Tuesday 25 September 2007

Germany building maglev railway




Whilst what little that remains of our 200 year old railway infrastructure crumbles to dust and our trains clank along like Thomas the tank engine, overpriced and utterly unreliable following Beeching's savage purge on British Railways to curry favour with the road transport petrolium lobby in the 1960's and our roads grind to a halt under the weight of commercial traffic, Germany is set to commence the construction of a 300mph Maglev rail link from Munich city centre to its airport.

The £1.3bn project had faced financing problems but the Bavarian state government has signed an agreement with German rail operator Deutsche Bahn, Transrapid consortium and the developers of the train Siemens and ThyssenKrupp. The maglev has a top speed of more than 310mph and is regarded as a symbol of German technological excellence.

The first commercial Maglev was opened in 1984 in Birmingham covering a poxy 600 meters between its airport and railhub but was eventually closed in 1995 due to technical problems. It was another embarrassing failure and financial black hole, symbolic testimony of the fall of this once proud and technologically groundbreaking Nation.

The only currently commercially operating high speed Maglev line of note is the IOS demonstration line of the German built Transrapid train in Shanghai China that transports people 30 km to the airport in just 7 minutes 20 seconds, achieving a top speed of 268 mph.

American Maglev experiments based on an early British Thompson Houston of Rugby concept in the 1960's were abandoned due to cost. Super conductive technology remains the biggest setback to the Maglev's viabillity as a long distance rapid transit system.


Despite firm international financial backing and complete engineering viability studies, attempts to build a high speed rail link the length of England using the former Great Central Railway alignment have repeatedly been blocked by the British government. The GCR was built to the European Berne loading gauge in 1900 as a channel tunnel route from the then, industrial North to the South coast. It was closed after only 60 years and now lies an overgrown indictment to the cultural vandalism, crass indifference and political gerrymandering of successive governments, corrupt ministers and their personal vested interests.

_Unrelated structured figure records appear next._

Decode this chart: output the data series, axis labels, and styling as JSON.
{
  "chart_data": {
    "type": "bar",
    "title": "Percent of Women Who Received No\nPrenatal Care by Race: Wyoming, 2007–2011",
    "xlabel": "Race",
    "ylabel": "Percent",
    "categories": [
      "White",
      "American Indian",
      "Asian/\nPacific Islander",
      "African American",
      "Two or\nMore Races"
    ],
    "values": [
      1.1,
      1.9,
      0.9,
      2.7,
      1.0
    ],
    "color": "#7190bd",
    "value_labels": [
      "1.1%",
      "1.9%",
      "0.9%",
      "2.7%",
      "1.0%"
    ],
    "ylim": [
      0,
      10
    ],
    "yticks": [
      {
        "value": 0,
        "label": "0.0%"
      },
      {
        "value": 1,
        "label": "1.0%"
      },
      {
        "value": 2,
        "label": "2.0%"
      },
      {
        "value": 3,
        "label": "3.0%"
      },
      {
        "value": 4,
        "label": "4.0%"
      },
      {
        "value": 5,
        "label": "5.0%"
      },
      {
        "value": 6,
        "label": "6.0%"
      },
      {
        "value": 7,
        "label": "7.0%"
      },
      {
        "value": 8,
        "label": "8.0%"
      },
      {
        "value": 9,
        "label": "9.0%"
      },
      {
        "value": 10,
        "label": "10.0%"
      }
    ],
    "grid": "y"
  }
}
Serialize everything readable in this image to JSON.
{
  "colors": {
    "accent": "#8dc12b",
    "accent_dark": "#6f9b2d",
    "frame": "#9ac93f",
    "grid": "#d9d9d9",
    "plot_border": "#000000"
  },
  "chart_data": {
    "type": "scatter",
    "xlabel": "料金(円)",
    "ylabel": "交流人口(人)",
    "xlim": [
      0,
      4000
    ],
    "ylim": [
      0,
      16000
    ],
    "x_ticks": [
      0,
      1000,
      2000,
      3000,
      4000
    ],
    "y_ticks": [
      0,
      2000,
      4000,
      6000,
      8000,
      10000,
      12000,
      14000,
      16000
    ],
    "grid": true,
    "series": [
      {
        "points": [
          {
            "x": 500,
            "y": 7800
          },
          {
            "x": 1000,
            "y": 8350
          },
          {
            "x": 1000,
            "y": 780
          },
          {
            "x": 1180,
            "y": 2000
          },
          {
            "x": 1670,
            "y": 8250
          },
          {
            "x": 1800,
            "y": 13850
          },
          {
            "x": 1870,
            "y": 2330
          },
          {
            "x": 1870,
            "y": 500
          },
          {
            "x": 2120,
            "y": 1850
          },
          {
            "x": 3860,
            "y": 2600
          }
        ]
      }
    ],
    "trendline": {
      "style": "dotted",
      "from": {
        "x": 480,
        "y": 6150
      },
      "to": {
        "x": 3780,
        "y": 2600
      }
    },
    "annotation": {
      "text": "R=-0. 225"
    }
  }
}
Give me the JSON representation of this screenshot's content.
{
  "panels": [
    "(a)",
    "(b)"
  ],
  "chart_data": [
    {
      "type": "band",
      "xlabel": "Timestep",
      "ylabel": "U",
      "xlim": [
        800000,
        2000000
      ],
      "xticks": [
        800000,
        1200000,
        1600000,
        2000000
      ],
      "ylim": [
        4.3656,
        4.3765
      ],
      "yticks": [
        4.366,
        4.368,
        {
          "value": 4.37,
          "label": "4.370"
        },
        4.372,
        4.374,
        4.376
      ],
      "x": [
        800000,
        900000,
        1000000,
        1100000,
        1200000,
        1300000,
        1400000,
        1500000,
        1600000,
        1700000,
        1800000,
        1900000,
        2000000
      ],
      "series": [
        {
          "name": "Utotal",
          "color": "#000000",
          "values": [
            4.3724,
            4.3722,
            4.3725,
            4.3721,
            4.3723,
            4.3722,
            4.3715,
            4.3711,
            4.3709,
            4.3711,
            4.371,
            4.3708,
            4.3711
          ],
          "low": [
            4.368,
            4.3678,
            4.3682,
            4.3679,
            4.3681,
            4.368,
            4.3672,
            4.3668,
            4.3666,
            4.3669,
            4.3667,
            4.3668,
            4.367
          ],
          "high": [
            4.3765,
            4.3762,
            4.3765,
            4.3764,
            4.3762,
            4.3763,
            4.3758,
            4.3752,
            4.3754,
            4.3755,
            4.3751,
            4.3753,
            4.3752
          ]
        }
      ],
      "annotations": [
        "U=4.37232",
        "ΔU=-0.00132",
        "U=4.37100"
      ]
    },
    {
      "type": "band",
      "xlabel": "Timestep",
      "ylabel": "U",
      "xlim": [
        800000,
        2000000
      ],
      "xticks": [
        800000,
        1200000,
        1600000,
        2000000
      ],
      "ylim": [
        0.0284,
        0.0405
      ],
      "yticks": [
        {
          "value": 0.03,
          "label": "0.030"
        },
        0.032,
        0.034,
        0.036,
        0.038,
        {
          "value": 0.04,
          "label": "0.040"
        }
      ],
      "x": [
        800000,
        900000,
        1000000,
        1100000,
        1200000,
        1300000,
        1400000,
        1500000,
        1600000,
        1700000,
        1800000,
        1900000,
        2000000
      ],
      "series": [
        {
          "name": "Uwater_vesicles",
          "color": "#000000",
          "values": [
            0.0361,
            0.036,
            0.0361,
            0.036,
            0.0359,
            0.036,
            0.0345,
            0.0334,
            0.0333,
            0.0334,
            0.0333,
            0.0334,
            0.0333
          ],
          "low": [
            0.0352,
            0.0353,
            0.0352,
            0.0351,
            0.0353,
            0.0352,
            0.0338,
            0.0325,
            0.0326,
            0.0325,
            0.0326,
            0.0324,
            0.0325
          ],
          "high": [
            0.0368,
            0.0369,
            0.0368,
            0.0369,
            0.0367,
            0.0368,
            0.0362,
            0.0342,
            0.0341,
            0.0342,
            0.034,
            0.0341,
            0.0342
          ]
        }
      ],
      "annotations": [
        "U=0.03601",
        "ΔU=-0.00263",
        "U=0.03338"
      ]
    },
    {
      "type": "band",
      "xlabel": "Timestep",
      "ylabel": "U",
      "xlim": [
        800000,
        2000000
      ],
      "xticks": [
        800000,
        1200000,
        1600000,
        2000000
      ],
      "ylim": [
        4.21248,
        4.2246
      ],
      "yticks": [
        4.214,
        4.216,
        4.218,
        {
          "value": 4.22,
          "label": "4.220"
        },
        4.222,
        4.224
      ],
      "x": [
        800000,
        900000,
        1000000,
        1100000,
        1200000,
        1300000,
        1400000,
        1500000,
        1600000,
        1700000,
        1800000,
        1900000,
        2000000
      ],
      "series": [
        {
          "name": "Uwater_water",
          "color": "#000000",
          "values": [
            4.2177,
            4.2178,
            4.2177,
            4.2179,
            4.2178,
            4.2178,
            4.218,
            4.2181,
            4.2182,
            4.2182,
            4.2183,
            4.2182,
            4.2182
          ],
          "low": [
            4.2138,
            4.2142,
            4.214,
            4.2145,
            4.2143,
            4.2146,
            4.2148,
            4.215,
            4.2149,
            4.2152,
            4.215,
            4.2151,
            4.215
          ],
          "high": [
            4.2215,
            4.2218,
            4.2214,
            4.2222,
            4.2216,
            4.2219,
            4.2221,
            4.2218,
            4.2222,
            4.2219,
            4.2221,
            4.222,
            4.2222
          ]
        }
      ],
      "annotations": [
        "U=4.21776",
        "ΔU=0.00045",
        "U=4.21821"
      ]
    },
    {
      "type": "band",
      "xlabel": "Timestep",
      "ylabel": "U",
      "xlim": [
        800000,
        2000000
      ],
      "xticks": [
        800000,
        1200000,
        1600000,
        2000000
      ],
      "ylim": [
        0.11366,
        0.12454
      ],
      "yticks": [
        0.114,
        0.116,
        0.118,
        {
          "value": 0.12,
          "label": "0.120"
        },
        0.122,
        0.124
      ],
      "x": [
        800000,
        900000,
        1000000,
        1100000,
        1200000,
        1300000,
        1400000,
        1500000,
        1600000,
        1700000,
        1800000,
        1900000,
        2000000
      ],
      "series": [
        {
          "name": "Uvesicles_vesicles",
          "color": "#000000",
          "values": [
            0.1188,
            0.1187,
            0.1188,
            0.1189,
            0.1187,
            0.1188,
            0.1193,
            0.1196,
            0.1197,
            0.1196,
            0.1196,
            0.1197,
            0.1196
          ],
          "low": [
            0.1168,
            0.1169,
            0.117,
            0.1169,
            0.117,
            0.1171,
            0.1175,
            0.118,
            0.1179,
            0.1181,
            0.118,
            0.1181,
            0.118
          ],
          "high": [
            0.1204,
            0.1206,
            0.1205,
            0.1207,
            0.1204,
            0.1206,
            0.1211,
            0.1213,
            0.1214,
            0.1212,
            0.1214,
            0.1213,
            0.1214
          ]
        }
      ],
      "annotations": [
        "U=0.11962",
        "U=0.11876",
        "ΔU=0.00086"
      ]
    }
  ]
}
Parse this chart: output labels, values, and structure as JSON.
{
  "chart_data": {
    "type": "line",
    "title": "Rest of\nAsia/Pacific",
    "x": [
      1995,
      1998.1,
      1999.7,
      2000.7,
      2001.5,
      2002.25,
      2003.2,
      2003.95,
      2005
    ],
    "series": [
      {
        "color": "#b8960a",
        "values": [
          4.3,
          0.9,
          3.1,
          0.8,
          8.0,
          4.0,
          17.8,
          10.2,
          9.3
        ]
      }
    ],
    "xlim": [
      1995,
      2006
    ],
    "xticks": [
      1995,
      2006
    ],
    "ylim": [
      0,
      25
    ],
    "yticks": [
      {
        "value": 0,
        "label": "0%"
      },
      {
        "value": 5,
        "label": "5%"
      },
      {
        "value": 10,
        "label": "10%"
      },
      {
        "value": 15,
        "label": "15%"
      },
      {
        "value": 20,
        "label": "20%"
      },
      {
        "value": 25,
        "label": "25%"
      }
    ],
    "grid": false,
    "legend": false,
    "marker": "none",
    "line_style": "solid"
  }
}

The old GCR passes silently and invisibly through some of the most breathtakingly beautiful countryside in Britain in an almost unbroken straight line with no perceptible gradients, sharp curves or level crossings. It was the last Main Line railway to be built in Britain and its route was duplicated almost exactly, sometimes to within only a few feet and concurrent with its run down and closure, by the route of the newly constructed M1 Motorway.

The final cost of construction of the GCR in 1900 was £6 million in private capital, above the original estimates by some margin. The projected cost to the Tax Payer for the proposed widening of the M1 in 2000, the governments prefered option was £21 million PER MILE. Which was over four times the Central Rail Consortium's supported projections for reopening the GCR using private venture capital. Projections which included construction, track and infrastructure and rolling stock.